In the mid ’80s, a 10-year-old Amitava Sarkar from north Kolkata’s Teghoria listened to an album on a friend’s cassette player that changed his life forever. It was Michael Jackson’s Thriller and it sounded unlike anything he had heard before. “Something happened to me, the voice connected and it sounded kind of futuristic,” he says. Today, we know him as Krsna Solo — the composer of Tanu Weds Manu (TWM, 2011) and its upcoming sequel Tanu Weds Manu Return (TWMR).

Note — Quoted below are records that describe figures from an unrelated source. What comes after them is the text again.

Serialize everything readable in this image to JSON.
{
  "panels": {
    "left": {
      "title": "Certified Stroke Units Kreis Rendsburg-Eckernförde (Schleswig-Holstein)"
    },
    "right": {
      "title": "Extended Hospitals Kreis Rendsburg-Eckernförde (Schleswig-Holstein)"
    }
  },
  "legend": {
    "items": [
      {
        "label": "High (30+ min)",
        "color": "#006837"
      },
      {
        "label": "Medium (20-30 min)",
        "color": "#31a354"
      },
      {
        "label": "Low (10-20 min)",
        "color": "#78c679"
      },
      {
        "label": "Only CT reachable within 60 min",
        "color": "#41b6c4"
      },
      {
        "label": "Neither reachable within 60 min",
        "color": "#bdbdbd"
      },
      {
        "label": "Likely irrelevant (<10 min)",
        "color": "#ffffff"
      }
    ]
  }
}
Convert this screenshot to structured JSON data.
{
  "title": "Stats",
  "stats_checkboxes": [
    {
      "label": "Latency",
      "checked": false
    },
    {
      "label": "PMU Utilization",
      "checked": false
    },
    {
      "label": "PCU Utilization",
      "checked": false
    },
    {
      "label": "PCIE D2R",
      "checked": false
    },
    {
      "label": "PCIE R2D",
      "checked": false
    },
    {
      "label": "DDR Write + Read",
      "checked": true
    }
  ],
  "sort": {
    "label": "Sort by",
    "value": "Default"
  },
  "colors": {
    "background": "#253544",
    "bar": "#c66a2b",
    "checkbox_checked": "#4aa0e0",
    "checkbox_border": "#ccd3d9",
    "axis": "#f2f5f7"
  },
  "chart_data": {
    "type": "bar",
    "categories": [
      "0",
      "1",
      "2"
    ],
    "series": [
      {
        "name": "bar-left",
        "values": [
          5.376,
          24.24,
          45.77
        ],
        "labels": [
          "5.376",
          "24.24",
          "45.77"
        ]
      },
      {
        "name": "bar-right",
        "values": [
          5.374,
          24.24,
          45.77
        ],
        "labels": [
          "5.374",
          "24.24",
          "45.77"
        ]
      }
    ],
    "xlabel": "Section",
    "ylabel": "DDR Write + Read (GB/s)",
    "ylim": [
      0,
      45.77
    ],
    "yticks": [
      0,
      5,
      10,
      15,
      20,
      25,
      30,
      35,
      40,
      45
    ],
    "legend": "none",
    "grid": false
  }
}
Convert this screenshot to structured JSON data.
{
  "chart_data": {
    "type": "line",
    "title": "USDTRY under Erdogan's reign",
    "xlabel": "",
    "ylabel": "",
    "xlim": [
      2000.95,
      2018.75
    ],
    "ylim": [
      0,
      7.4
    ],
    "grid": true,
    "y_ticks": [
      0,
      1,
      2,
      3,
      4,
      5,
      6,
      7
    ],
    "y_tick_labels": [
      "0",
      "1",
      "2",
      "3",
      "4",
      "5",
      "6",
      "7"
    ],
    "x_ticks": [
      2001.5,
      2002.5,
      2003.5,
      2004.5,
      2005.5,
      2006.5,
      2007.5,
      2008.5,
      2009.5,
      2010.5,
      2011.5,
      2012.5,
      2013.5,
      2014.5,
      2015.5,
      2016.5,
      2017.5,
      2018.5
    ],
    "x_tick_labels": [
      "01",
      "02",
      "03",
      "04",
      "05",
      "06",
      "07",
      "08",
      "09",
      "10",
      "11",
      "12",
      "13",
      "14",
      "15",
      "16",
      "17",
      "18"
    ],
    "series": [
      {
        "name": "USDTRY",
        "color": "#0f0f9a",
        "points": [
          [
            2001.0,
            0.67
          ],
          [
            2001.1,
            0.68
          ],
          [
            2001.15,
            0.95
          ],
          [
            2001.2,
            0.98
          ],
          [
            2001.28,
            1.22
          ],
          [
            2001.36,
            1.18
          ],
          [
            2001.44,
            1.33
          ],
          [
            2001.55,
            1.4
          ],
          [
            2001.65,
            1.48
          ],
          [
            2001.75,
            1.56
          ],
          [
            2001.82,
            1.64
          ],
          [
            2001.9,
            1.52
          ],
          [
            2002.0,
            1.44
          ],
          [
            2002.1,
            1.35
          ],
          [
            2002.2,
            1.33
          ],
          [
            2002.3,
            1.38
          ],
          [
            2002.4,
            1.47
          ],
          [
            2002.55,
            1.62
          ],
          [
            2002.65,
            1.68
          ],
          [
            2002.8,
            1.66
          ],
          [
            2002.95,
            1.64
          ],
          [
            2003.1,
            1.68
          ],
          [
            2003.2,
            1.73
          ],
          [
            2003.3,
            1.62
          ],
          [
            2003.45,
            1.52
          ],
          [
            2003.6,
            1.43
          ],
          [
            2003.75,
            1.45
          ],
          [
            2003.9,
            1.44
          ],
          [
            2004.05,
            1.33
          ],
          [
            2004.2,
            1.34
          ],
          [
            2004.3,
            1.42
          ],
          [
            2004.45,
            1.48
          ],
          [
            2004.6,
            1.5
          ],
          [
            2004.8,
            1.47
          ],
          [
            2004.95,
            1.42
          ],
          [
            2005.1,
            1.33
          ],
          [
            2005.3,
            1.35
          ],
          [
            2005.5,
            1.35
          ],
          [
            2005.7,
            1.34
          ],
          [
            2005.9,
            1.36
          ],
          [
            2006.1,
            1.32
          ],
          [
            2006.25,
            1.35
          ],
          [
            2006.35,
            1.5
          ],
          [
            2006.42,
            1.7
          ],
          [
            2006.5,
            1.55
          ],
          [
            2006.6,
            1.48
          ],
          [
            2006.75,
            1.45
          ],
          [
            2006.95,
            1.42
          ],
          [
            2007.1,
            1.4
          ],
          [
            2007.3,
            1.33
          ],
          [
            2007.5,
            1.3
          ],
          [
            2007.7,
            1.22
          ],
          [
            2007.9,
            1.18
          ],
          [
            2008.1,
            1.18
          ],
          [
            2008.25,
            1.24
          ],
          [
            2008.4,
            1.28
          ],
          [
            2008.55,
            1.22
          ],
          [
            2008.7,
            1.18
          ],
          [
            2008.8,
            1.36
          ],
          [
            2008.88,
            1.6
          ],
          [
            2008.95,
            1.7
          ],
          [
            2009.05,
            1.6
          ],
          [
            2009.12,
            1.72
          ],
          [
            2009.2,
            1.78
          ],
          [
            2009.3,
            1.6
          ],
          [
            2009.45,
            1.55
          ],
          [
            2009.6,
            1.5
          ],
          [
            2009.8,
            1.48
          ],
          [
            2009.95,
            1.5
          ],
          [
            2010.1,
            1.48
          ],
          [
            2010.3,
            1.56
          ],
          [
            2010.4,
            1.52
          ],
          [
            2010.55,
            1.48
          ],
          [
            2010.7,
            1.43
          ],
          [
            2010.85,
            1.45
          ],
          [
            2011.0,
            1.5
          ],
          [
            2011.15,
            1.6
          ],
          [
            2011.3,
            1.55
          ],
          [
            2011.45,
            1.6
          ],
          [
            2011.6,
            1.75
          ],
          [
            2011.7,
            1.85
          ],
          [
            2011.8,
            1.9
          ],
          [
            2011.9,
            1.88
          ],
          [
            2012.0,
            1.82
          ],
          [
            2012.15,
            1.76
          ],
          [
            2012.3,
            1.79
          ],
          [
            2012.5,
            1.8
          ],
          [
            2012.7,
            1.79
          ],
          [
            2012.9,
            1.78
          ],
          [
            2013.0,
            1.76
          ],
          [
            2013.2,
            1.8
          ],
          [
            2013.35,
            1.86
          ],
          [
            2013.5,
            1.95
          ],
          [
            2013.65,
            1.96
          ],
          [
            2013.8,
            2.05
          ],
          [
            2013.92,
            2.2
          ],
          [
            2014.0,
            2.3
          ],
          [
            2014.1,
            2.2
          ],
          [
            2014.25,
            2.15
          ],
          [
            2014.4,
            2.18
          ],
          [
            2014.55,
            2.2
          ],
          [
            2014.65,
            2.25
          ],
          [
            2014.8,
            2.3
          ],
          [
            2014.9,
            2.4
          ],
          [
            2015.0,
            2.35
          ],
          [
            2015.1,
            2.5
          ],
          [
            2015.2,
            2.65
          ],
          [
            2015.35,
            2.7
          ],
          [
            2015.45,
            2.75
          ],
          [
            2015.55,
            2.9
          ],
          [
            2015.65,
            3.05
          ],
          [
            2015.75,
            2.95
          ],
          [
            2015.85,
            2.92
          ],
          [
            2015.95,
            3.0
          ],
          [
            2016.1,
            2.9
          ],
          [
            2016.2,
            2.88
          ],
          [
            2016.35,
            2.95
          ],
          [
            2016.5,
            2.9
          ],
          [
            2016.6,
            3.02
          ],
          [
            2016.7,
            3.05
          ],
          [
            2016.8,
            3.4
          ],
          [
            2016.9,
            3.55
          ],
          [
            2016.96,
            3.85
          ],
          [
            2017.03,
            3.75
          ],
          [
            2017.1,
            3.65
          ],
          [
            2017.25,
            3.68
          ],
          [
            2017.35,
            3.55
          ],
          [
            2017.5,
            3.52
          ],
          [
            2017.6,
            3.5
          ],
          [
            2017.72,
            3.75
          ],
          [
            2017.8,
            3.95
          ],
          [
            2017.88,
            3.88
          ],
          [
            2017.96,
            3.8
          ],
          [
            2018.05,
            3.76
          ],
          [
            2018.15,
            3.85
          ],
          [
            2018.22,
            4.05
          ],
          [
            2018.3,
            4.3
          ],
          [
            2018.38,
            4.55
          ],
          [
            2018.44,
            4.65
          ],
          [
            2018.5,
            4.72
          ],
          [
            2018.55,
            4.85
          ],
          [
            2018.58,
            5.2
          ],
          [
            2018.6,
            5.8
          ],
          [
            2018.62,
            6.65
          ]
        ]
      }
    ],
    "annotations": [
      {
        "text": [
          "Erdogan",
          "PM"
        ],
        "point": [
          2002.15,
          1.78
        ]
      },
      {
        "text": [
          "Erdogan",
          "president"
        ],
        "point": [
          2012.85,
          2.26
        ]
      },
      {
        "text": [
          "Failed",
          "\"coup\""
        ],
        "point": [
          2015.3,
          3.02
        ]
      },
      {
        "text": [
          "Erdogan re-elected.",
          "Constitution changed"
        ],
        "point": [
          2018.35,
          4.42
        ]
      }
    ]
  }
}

Even though his first film album was a throwback to old school Hindi melodies with Hindustani semi-classical flourishes, Krsna only trained in Hindustani classical music two years before working on TWM. “The ultimate dream was, and still is, to make music that reaches a worldwide audience. The name ‘Krsna’ has a global appeal as everyone knows the word. And ‘Solo’ is a Western surname. It’s like a screen name I’ve adopted for myself as a musical identity,” he says, when we meet him in a studio in Andheri, Mumbai, where he is doing the final mixing of tracks
In Krsna’s larger scheme of things, Bollywood is a platform for his higher calling of making international music. The orchestral background score and minimal sound design you hear in the controversial BBC documentary India’s Daughter is composed by him. “When I heard about the project, I got in touch with the producer. I sent her a sample that I’d made on the brief. Soon, I was on board,” he says. In the same fashion, he recollects, he bagged his big break with director Aanand L Rai for TWM.
So, how are we meant to connect these seemingly disparate dots that make up Krsna’s career? He is an old school Hindi film composer at heart. He laments the decline in the art of playback singing and believes that a great melody is intrinsic to a composition.
At present, it is becoming increasingly difficult to keep the sanctity of film music and to separate it from the pressures of the market. Krsna himself has rejected several offers that wanted him to be a part of albums with multiple composers — resulting in a couple of minor projects between TWM and TWMR. In that respect, he feels lucky to have found a collaborator in Rai. “I need a free hand with the film. Otherwise, I feel strangely distanced. Aanand has a great ear for music, and he will never ask for a song that isn’t a part of the film and will only be used for marketing,” he says.
With TWMR, which is bigger in scale, the music will lose some of its small town charms of the first part that resulted in gems such as Kitne Dafe and Rangrez. With the inclusion of urban elements in the movie, the album will see the use of electronic music and a full-blown jazz number. About the latter, he says, “Despite being truly jazz, the lyrics are very Indian, and you know they belong to the world of TWM.”
With no one in his family connected to the arts, Krsna quietly dreamt of going to Mumbai one day. “For the longest time I didn’t know how to play an instrument. But I would create entire compositions with my voice. I could see the song but didn’t know the science behind it. Luckily, I turned to computers early in life without which, I wouldn’t have been a musician,” he says.
It’s been a long struggle, but some of his English songs will be out this year. What keeps him going is that first spark for music when he was 10-years-old. “I remember asking myself, if listening alone gives me so much pleasure, I wonder how it would be to create,” he says.